It may be not new for the community so I believe I will get a quick response on my query.
It is know that for some CDW systems, say some TMDs the phonon softening can be removed by using a large smearing value.
I have seen many papers using degauss=0.02 and with that value, there is an acoustic branch which softens which indicates CDW instability in the system. Could someone explain

Why the instability disappears with large smearing value? Is there a direct relation between CDW and smearing?

Does phonon-softening always represent CDW instability or this is specific to some TMDs?

What is safe value of degauss that someone could use?

Does the smearing value affect the superconducting properties, say Tc and SC gap?

Hoping for a quick reply. Don't need to answer all of them. Anyone could answer any of the questions.
Thank you
Shubham

Except for the last question, I will answer the questions quickly as they are less relevant to EPW.

Q: Why the instability disappears with large smearing value? Is there a direct relation between CDW and smearing?
A: To account for instability stemming from CDW in calculations, reproducing the Fermi surface with high resolution might be necessary. Although the smearing mentioned here is different from smearing in momentum space, applying energy smearing could result in the loss of crucial information, such as the Fermi surface's shape. Some studies suggest a connection between CDW and the nesting of the Fermi surface, though this remains a topic open to debate. Nevertheless, there's a possibility for conditions to inadvertently eliminate instability. It's crucial not to neglect ensuring reliable computational results through convergence tests. The threshold for convergence testing varies depending on what you want to calculate lastly. If softening occurs, there may also be a need to calculate phonon frequencies during the testing phase.

Q: Does phonon-softening always represent CDW instability or this is specific to some TMDs?
A: No. The cause of phonon instability may be other than CDW instability.

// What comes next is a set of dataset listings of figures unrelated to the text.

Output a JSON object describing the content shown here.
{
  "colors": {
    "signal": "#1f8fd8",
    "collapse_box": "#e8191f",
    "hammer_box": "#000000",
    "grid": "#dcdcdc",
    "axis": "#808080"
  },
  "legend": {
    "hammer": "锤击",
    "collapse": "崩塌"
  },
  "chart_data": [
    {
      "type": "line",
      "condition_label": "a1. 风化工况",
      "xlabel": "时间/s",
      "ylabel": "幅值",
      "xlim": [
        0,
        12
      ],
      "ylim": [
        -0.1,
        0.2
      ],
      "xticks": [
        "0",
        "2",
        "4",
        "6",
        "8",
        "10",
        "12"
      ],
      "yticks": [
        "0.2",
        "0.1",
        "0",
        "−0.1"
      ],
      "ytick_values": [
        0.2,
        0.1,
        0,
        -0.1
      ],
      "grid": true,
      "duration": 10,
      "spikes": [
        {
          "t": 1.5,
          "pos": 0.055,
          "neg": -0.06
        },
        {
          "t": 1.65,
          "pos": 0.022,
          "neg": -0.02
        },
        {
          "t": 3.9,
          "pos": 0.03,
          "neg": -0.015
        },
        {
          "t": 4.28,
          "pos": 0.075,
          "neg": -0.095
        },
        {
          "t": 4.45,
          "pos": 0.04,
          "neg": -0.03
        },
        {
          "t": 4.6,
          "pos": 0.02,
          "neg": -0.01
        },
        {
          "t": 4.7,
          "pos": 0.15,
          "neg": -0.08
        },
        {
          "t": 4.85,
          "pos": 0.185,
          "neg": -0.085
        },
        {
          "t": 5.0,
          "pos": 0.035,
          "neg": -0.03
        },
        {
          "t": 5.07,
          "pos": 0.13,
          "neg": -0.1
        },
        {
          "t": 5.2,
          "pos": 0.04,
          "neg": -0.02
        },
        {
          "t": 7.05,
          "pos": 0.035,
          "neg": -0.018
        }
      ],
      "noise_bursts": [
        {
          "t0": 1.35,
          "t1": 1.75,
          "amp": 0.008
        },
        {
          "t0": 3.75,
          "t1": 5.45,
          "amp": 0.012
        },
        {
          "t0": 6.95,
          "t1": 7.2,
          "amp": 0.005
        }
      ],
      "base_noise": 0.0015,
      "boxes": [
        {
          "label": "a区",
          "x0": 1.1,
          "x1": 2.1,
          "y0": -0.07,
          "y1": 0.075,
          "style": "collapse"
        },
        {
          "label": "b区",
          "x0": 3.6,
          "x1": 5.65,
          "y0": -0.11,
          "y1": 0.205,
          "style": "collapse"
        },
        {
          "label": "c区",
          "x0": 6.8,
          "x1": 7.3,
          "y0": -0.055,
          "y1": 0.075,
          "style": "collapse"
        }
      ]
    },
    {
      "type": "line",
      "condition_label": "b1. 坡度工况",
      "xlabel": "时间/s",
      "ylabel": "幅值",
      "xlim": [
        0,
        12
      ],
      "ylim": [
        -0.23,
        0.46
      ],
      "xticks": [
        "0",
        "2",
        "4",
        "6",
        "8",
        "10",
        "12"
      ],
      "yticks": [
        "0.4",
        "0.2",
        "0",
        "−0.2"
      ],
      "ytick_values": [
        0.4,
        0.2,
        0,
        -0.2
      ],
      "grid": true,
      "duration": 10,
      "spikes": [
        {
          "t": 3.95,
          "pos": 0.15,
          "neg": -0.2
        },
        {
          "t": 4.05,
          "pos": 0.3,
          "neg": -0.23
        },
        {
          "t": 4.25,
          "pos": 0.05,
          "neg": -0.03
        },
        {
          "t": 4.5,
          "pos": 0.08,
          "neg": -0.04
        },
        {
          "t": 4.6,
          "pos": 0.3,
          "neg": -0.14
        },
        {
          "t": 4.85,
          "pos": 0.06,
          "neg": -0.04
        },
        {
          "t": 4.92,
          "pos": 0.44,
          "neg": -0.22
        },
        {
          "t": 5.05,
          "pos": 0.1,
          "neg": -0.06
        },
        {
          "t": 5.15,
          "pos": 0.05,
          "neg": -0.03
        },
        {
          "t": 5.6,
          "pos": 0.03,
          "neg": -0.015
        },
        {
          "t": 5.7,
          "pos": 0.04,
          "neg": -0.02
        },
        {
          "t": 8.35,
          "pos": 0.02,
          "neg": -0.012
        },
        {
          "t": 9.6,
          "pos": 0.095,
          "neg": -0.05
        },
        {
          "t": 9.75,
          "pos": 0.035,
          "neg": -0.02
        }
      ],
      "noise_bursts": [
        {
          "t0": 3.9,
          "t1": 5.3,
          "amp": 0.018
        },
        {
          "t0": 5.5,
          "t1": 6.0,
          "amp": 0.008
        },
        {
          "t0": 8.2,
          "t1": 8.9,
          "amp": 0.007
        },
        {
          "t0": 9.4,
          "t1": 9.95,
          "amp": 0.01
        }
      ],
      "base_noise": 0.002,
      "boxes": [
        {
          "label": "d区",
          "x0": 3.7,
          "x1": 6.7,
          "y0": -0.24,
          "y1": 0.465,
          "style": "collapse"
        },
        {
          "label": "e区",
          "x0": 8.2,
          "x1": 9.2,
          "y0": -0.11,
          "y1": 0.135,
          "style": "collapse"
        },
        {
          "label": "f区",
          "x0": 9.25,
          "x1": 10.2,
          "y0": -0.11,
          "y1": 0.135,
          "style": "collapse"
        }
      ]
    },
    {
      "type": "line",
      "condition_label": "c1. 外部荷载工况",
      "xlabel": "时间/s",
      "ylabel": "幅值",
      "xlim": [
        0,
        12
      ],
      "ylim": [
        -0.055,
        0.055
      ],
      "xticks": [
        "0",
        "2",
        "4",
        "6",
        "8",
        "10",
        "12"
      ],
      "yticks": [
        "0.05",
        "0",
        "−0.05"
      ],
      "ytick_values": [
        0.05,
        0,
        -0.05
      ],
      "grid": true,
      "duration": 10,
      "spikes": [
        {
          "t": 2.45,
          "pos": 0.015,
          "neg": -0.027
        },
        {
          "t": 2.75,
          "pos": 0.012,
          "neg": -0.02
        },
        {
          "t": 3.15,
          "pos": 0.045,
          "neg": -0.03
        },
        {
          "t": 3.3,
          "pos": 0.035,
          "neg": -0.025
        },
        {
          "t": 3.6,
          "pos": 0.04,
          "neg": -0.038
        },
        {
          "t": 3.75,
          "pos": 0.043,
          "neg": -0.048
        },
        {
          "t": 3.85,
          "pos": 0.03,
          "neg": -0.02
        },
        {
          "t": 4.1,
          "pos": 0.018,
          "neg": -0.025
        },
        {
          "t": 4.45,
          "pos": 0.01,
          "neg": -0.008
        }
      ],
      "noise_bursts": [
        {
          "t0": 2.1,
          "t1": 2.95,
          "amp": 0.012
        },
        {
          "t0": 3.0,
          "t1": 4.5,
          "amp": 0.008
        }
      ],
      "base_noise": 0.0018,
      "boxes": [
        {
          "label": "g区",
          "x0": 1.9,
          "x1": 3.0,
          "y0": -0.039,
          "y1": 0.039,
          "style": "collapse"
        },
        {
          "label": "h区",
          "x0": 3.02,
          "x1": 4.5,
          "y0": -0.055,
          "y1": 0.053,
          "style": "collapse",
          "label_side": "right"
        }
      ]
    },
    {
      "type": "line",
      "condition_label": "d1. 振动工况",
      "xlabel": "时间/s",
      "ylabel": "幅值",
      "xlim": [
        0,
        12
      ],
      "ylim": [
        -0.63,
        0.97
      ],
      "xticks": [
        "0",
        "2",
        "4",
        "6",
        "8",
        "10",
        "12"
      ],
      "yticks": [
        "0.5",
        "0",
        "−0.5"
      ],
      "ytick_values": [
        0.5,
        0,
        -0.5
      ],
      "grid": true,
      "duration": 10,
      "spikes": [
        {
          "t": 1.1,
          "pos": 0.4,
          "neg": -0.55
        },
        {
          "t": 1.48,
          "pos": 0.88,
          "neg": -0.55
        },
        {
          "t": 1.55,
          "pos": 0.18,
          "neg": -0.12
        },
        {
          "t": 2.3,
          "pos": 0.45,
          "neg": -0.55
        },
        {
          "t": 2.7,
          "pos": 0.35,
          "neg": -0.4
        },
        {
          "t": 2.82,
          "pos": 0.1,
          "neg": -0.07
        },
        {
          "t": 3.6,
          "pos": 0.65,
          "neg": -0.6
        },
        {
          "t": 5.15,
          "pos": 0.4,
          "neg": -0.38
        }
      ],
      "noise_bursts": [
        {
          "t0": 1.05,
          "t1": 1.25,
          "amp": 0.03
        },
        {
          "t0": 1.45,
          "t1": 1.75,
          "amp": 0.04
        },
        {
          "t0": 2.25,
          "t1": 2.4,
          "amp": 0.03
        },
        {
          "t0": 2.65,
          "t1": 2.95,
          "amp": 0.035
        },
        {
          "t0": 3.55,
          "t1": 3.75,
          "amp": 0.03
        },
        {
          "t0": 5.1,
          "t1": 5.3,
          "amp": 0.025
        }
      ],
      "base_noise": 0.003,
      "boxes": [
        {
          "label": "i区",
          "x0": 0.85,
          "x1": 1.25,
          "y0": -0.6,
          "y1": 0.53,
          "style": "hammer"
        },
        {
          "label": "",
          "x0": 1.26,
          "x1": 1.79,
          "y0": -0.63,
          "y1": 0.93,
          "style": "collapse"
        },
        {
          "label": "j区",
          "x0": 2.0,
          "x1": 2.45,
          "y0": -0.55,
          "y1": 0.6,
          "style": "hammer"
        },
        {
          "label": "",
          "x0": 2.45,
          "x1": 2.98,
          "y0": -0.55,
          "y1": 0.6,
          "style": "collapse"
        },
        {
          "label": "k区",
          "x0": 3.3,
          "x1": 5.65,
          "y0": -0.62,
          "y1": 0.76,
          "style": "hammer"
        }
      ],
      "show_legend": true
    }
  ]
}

Q: What is safe value of degauss that someone could use?
A: All input parameters vary depending on what you want to calculate lastly, so there are no such things as 'safe' values. For instance, if you want to describe phenomena that occur only at low temperatures, you will often need a high-resolution momentum sampling. It's necessary to set appropriate smearing for each momentum sampling. Generally, the higher the resolution of the momentum sampling, the lower the required smearing value.

Q: Does the smearing value affect the superconducting properties, say Tc and SC gap?
A: Yes, it can affect the superconducting properties. It's possible that phonon frequencies with strong electron-phonon interactions are sensitive to the smearing value. In such cases, it's necessary to carefully verify convergence.

Thank you so much for the detailed explanation. I would like to mention that my ultimate goal is to calculate Tc. And I checked with different smearing values (degauss) in QE calculations (phonon calculations) results into different Tc in NbSe2. I think this is because there is phonon-softening and there are imaginary frequencies present in the phonon spectra for this particular system. So, I want to know how one could say that we use a larger smearing value, avoid the phonon smearing, and calculate the Tc. Is that a correct practice? This practice has been used in the following Refs.:
1. PHYSICAL REVIEW B 99, 161119(R) (2019),
2. S. Das et al. https://doi.org/10.1038/s41524-023-01017-4

I want to know for this particular example (NbSe2) only. Is increasing degauss is the correct approach to evaluate appropriate Tc?

When conducting DFT calculations, the fundamental premise, in my opinion, is to model electronic systems at absolute zero temperature since DFT is primarily a formalism for describing the ground state. If you adhere to this principle, smearing should be regarded as a parameter associated with convergence. However, in certain scenarios, such as when attempting to simulate systems at elevated electron temperatures, one may opt for the Fermi-Dirac occupation function for smearing. Analogously, if you accept that using a large smearing artificially simulates the occupation at a non-zero temperature, using it to eliminate imaginary modes may seem reasonable. Nonetheless, you should clearly understand that the disappearance of imaginary modes stems from a different logic than finite-temperature phonon calculations that take into account anharmonic effects, which are actively developed nowadays.

Personally, I have not utilized the Fermi-Dirac distribution function for smearing in pw.x for phonon calculations. While I can appreciate its use as an approximation, I don't regard it as a generally applicable approach. It's just a practical workaround for CDW. If you choose to employ a large smearing to eliminate imaginary modes in TiSe2, please do so at your own discretion and risk. Particularly when writing a paper, it might be necessary to justify the obtained results by comparing them with the results published in previous studies.